Other Observations 📰
Credit: Louis Reed on Unsplash
Positive Results From An Alzheimer’s Clinical Trial
Annovis Bio announced positive results from its Phase II/III clinical trial evaluating the drug buntanetap for the treatment of mild to moderate Alzheimer's disease. This 12-week randomized, double-blind, placebo-controlled trial included 353 patients across 54 sites in the United States.
This oral medication works by selectively binding to an element in the mRNA of undesirable proteins to prevent their translation. Through this mechanism, buntanetap was shown to decrease the production of beta-amyloid, tau and other proteins which are hallmark signs of Alzheimer's disease. Furthermore, the benefits of buntanetap appeared to be dose-dependent, as more pronounced effects were observed as patients received higher doses.
The results showed patients who were given buntanetap demonstrated significant improvements in cognition, as measured by the ADAS-Cog 11 scale. This scale ranges from 0 and 70 and consists of 11 tasks to evaluate areas such as memory, language, attention, and other cognitive abilities. The buntanetap patients experienced a 3.3-point improvement on this scale compared to just 0.3 for the placebo group. While this is a meaningful clinical difference in cognitive function, there are still several areas or uncertainty about the long-term efficacy and durability of the drug. A longer-term Phase III trial is still needed to confirm its efficacy and safety with a larger pool of patients. Annovis.
Our Full Science Index
Clean Energy Investments: Global investments in manufacturing five key clean energy technologies – solar PV, wind, batteries, electrolysers and heat pumps – rose to $200 billion USD in 2023, a 70% increase from 2022. IEA.
Whale Communication: Researchers from MIT and Project CETI are using machine learning to analyze over 9,000 recordings sperm whale to analyze and understand how the creatures communicate through their complex patterns of clicks. If this project is successful, humans may be able to speak their language someday. NPR. Nature. Project CETI.
Personalized Cancer Vaccines: The long-awaited Phase III clinical trial for mRNA-4157, the personalized skin cancer vaccine, is now underway and recruiting ~1,100 patients with ‘serious and high-risk’ melanoma. The treatment’s Phase II trial only had 157 patient participants, but reduced the likelihood of death or cancer recurrence after 3 years by 49%. It would be a monumental feat in cancer research if similar results are seen in this subsequent trial. The Guardian. The Lancet. Moderna.
Media of the Week 📸
Boston Dynamics Has A New Animatronic Robot
Boston Dynamics is well known for many things, including dancing robots. They recently shared a video of their latest dog bot and it has all the moves you would expect from man’s best friend.
The Beautiful Complexity of Leaf Veins
Credit: Luke Mander and Hywel T. P. Williams
Fossil evidence suggests that around 340 million years ago, leaf veins had a simple branching pattern. However, about 23 million years later, leaves evolved more complex vein networks, possibly in response to insect herbivores and drought conditions. This complexity improved the resiliency of leaves, and led to some the intricate beauty we can now appreciate today. The Royal Society.

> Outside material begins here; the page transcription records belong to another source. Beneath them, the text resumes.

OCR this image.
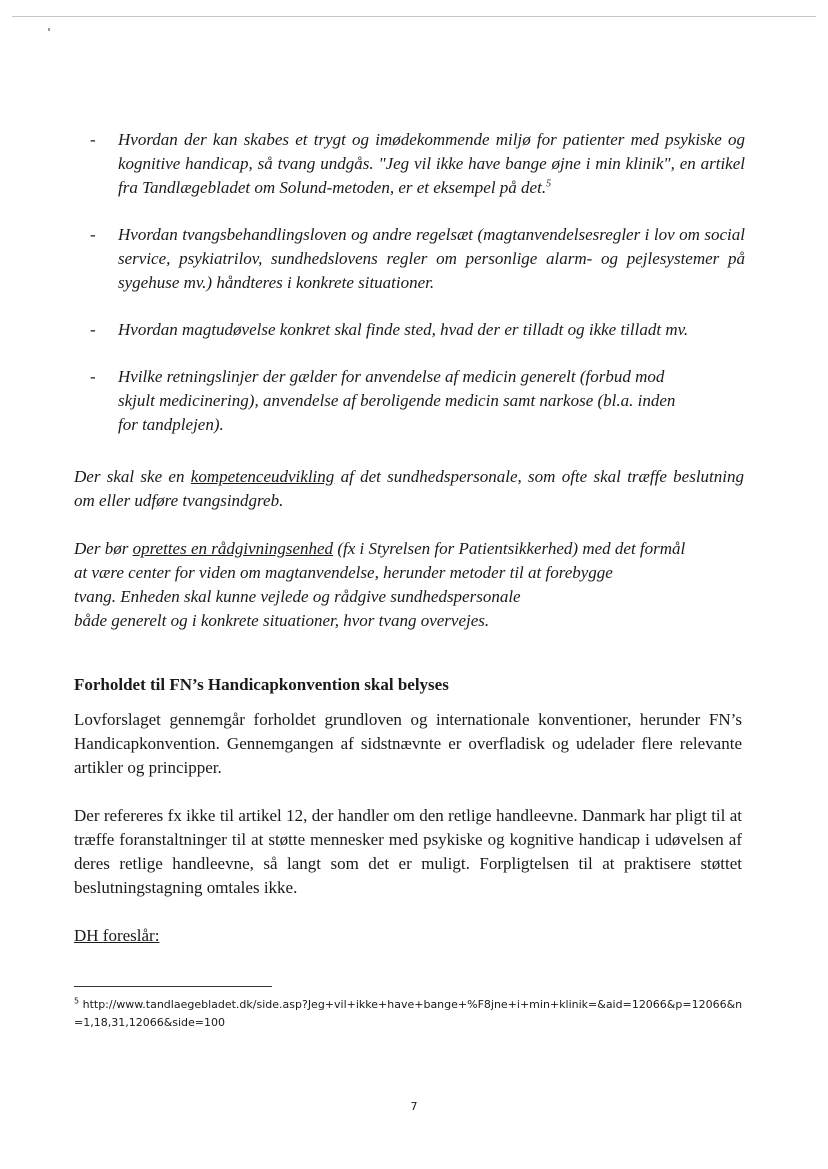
- Hvordan der kan skabes et trygt og imødekommende miljø for patienter med psykiske og kognitive handicap, så tvang undgås. "Jeg vil ikke have bange øjne i min klinik", en artikel fra Tandlægebladet om Solund-metoden, er et eksempel på det.$^5$
- Hvordan tvangsbehandlingsloven og andre regelsæt (magtanvendelsesregler i lov om social service, psykiatrilov, sundhedslovens regler om personlige alarm- og pejlesystemer på sygehuse mv.) håndteres i konkrete situationer.
- Hvordan magtudøvelse konkret skal finde sted, hvad der er tilladt og ikke tilladt mv.
- Hvilke retningslinjer der gælder for anvendelse af medicin generelt (forbud mod
skjult medicinering), anvendelse af beroligende medicin samt narkose (bl.a. inden
for tandplejen).
Der skal ske en kompetenceudvikling af det sundhedspersonale, som ofte skal træffe beslutning om eller udføre tvangsindgreb.
Der bør oprettes en rådgivningsenhed (fx i Styrelsen for Patientsikkerhed) med det formål
at være center for viden om magtanvendelse, herunder metoder til at forebygge
tvang. Enheden skal kunne vejlede og rådgive sundhedspersonale
både generelt og i konkrete situationer, hvor tvang overvejes.
Forholdet til FN’s Handicapkonvention skal belyses
Lovforslaget gennemgår forholdet grundloven og internationale konventioner, herunder FN’s Handicapkonvention. Gennemgangen af sidstnævnte er overfladisk og udelader flere relevante artikler og principper.
Der refereres fx ikke til artikel 12, der handler om den retlige handleevne. Danmark har pligt til at træffe foranstaltninger til at støtte mennesker med psykiske og kognitive handicap i udøvelsen af deres retlige handleevne, så langt som det er muligt. Forpligtelsen til at praktisere støttet beslutningstagning omtales ikke.
DH foreslår:
$^5$ http://www.tandlaegebladet.dk/side.asp?Jeg+vil+ikke+have+bange+%F8jne+i+min+klinik=&aid=12066&p=12066&n=1,18,31,12066&side=100
7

JWST Views The Horsehead Nebula in Unprecedented Detail
Credit: ESA/Euclid/Euclid Consortium/NASA, image processing by J.-C. Cuillandre (CEA Paris-Saclay), G. Anselmi, NASA, ESA, and the Hubble Heritage Team (AURA/STScI), ESA/Webb, CSA, K. Misselt (University of Arizona), M. Zamani (ESA/Webb)
The Horsehead Nebula is about 1,300 light-years away from Earth and astronomers have been studying it for decades. It’s amazing to see the different visual details between telescopes, and this side-by-side demonstrates why the detail of the James Webb Space Telescope is unmatched. NASA JPL.
This Week In The Cosmos 🪐
May 11: An Earthshine Night.
This is when the unlit part of the Moon becomes visible.
Credit: Terry Richmond on Unsplash
That’s all for this week! Thanks for reading.